Whither the Wasp?: Thoughts on Janet Van Dyne and Women in the Marvel Cinematic Universe

Fans of female superheroes on film had high expectations for this year’s San Diego Comic-Con. Warner Bros. had widely been expected to announce a rumored, incredibly aggressive film slate through 2018, including a Wonder Woman film for 2017. Marvel Studios, meanwhile, staked out six release dates through 2019 in the week before the convention - this on top of two previously dated but unrevealed films for July 2016 and May 2017. Speculation was rampant that one of these dates would be for a film starring Carol Danvers, the superheroine Captain Marvel (previously known as Ms. Marvel).

But while Marvel wowed the crowd with an exclusive preview of next year’s Avengers: Age of Ultron, and WB showed off an early look at Batman v Superman: Dawn of Justice (including the first shot of Gal Gadot in costume as Wonder Woman), both studios chose to keep most of their upcoming superhero films under wraps for the time being. Even with its slew of upcoming release dates, Marvel elected only to announce a Guardians of the Galaxy sequel for July 2017.

And buried in the news about Ant-Man, Marvel’s other 2015 release, came what seems to be a very unpleasant confirmation for fans of Marvel’s superheroines. Star Michael Douglas had this to say about his character’s backstory:

My name is Dr. Henry Pym. I’m an entomologist. I’m also a physicist and I discovered in 1963, a way, a serum to reduce a human being to the size of ant maintaining the strength. Not only that, but I was able to find a way to communicate with the ants. But unfortunately during this process, a tragic personal accident happened with my wife, my daughter, [costar] Evangeline [Lilly], Hope. So I’ve had to pass my powers and strengths onto a mentor. [sic]

As any fan of Marvel history knows, Hank Pym, in the comics, was married to Janet Van Dyne, alias the Wasp, seen below in the most recent of her many, many costumes:



Both were founding members of the Avengers; in fact, as shown in the panel below, it was Janet who first suggested the name.



The implication in the backstory Douglas outlines: Janet Van Dyne, one of the earliest and most prominent female Marvel superheroes in the comics - and unlike Sue Storm or Jean Grey, a character whose film rights are owned by Marvel - has been dead for over fifty years in the Marvel Cinematic Universe (MCU). Even assuming she somehow survived the accident, she’d be an old woman, thus removing the possibility of an Avengers 3 appearance.

In fairness, the film is also taking significant liberties with Hank Pym, known variously as Ant-Man, Giant-Man, Goliath, and Yellowjacket. Since he’s played by the 69-year-old Michael Douglas, it’s safe to say that he won’t be doing much in the way of present-day superheroics, instead serving as a mentor to Paul Rudd’s character Scott Lang as the latter adopts the Ant-Man costume and identity. And Pym’s Yellowjacket identity is here taken by Corey Stoll’s villain Darren Cross, an unrelated character in the comics.

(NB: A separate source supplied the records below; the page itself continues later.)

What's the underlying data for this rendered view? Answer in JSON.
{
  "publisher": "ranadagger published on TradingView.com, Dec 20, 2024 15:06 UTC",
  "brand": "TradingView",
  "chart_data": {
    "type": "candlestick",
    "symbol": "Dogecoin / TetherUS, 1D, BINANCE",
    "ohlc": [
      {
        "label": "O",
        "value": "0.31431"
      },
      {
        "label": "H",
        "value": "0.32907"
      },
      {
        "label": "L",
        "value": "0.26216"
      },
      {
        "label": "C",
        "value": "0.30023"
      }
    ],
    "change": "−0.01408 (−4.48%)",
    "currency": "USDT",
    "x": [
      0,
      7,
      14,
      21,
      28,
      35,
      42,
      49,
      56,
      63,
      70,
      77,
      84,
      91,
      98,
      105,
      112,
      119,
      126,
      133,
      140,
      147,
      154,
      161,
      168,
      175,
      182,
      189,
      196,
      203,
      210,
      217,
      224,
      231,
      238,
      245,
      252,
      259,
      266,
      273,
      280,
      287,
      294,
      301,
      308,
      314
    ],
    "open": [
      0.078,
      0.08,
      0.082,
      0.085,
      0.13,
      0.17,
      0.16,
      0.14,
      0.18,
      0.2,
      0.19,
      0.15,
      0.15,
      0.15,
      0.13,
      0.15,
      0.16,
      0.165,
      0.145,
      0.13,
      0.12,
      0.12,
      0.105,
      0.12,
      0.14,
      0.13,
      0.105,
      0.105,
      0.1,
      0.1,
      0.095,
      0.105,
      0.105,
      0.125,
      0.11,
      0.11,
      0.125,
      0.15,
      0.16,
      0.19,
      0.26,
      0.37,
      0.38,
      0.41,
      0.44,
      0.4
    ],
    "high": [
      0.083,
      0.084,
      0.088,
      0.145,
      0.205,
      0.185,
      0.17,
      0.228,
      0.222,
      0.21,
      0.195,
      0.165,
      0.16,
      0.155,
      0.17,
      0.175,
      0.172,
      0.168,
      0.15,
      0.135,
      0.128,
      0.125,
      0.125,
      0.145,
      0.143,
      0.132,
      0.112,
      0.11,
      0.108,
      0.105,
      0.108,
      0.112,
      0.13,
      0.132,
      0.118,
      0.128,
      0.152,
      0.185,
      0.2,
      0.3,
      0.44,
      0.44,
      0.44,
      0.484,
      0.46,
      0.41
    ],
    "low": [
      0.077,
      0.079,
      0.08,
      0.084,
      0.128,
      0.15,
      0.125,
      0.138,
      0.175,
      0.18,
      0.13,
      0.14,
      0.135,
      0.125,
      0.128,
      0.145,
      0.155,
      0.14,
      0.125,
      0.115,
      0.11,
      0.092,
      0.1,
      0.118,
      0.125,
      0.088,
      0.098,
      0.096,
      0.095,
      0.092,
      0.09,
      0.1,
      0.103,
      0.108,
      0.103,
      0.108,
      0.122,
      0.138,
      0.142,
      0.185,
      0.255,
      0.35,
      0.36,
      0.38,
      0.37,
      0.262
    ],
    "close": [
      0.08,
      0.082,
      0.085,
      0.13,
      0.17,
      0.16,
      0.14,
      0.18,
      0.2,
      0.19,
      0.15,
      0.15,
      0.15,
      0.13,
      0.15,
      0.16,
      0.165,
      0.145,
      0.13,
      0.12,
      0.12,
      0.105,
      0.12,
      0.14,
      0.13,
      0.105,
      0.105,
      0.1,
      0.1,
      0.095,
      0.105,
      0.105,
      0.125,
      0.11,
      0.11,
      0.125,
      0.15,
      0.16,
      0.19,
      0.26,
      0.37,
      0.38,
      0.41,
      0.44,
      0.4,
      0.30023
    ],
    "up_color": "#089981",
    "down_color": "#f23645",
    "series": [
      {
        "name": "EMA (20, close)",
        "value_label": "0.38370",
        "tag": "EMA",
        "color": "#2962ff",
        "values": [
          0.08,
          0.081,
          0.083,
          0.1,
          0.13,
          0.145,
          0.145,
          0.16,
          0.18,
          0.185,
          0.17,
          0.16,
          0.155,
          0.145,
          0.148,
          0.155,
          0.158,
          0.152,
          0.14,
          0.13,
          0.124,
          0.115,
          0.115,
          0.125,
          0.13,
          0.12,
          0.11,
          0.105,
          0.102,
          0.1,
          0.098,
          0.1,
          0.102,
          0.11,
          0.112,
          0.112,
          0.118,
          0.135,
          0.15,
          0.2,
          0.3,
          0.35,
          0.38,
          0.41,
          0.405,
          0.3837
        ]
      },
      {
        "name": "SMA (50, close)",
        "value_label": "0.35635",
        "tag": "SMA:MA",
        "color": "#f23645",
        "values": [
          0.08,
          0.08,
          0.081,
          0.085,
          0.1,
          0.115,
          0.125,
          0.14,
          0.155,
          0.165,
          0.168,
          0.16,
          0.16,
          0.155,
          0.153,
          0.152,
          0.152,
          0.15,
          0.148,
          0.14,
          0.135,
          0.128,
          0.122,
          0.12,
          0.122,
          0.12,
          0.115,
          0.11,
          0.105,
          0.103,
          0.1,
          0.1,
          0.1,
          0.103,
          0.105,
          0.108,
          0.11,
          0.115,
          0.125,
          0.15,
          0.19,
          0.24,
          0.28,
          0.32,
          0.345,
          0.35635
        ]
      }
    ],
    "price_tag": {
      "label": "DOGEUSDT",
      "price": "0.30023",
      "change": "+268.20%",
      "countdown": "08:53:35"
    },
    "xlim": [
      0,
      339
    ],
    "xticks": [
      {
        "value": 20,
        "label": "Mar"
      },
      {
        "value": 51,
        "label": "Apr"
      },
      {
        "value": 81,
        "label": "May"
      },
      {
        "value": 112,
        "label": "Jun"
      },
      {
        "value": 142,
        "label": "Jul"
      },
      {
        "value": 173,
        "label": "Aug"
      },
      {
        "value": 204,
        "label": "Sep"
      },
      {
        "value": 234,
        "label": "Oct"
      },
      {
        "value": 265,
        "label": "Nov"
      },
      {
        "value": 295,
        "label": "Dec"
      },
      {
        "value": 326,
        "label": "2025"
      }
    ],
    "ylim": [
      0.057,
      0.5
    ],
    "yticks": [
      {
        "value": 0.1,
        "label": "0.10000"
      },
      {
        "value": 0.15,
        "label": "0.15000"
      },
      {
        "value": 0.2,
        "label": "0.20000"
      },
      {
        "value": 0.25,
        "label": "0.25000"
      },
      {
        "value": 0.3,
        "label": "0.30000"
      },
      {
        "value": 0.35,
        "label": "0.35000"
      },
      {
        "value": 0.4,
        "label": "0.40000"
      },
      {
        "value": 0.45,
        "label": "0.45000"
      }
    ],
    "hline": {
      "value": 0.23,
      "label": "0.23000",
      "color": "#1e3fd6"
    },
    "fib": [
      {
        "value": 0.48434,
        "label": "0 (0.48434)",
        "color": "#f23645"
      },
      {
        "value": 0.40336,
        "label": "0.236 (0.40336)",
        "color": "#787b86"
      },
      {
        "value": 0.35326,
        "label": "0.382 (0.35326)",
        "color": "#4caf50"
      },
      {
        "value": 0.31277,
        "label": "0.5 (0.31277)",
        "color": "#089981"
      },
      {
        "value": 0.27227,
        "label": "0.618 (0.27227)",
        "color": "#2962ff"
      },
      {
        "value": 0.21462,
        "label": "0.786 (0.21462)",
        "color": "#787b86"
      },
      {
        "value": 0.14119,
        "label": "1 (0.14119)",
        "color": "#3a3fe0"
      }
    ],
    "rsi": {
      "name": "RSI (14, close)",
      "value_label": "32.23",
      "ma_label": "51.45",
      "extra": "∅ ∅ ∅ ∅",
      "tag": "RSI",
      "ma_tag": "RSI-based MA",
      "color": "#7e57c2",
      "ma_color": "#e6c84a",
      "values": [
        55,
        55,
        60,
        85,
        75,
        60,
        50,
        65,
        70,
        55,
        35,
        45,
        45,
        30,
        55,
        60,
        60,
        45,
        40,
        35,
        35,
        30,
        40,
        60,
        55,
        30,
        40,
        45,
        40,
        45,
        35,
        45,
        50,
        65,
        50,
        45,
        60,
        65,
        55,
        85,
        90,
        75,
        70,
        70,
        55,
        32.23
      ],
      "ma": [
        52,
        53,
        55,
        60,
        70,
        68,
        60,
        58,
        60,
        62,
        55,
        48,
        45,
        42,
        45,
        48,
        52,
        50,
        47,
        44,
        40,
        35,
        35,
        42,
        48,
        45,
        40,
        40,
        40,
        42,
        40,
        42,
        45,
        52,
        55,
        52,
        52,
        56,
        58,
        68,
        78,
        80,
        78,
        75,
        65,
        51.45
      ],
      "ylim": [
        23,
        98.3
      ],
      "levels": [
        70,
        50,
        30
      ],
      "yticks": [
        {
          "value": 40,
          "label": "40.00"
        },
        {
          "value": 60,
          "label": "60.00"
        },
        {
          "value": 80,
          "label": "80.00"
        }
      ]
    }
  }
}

But let’s face it: there are already plenty of straight white male superheroes out there. Removing Hank Pym from the Avengers just doesn’t have the same unpleasant symbolism as excising, and very likely fridging, one of the female icons of the Marvel Universe - a character with over fifty years’ worth of published history. In response, many fans have expressed their discontent on Twitter, using the dubious hashtag #JanetVanCrime.

It’s a pretty safe bet that there will still be a Wasp in the MCU; Evangeline Lilly’s character, Hope van Dyne, is the obvious love interest for Rudd. And as the daughter of Dr. Pym, it’s hard to imagine that she won’t be putting her father’s miniaturization technology to use, whether in Ant-Man, Ant-Man 2, or Avengers 3.



Well, Hope Van Dyne is the real name of the villain Red Queen in the obscure MC2 universe, but I somehow think the MCU will take her in a different direction.

But nonetheless, Hope might as well be an original character. And again, she’d effectively be replacing a character with fifty years’ worth of history in comics, toys, and animation.

To their credit, Marvel Studios’ films have already offered us a number of strong female characters who are more than just love interests damsels in distress, from Pepper Potts to Sif to Black Widow to Guardians of the Galaxy’s Gamora. But for now, it’s clear that fans will be left waiting for a female-led superhero film - and they’ll just have to hope (no pun intended) that Janet Van Dyne’s daughter can live up to her mother’s comic-book legacy.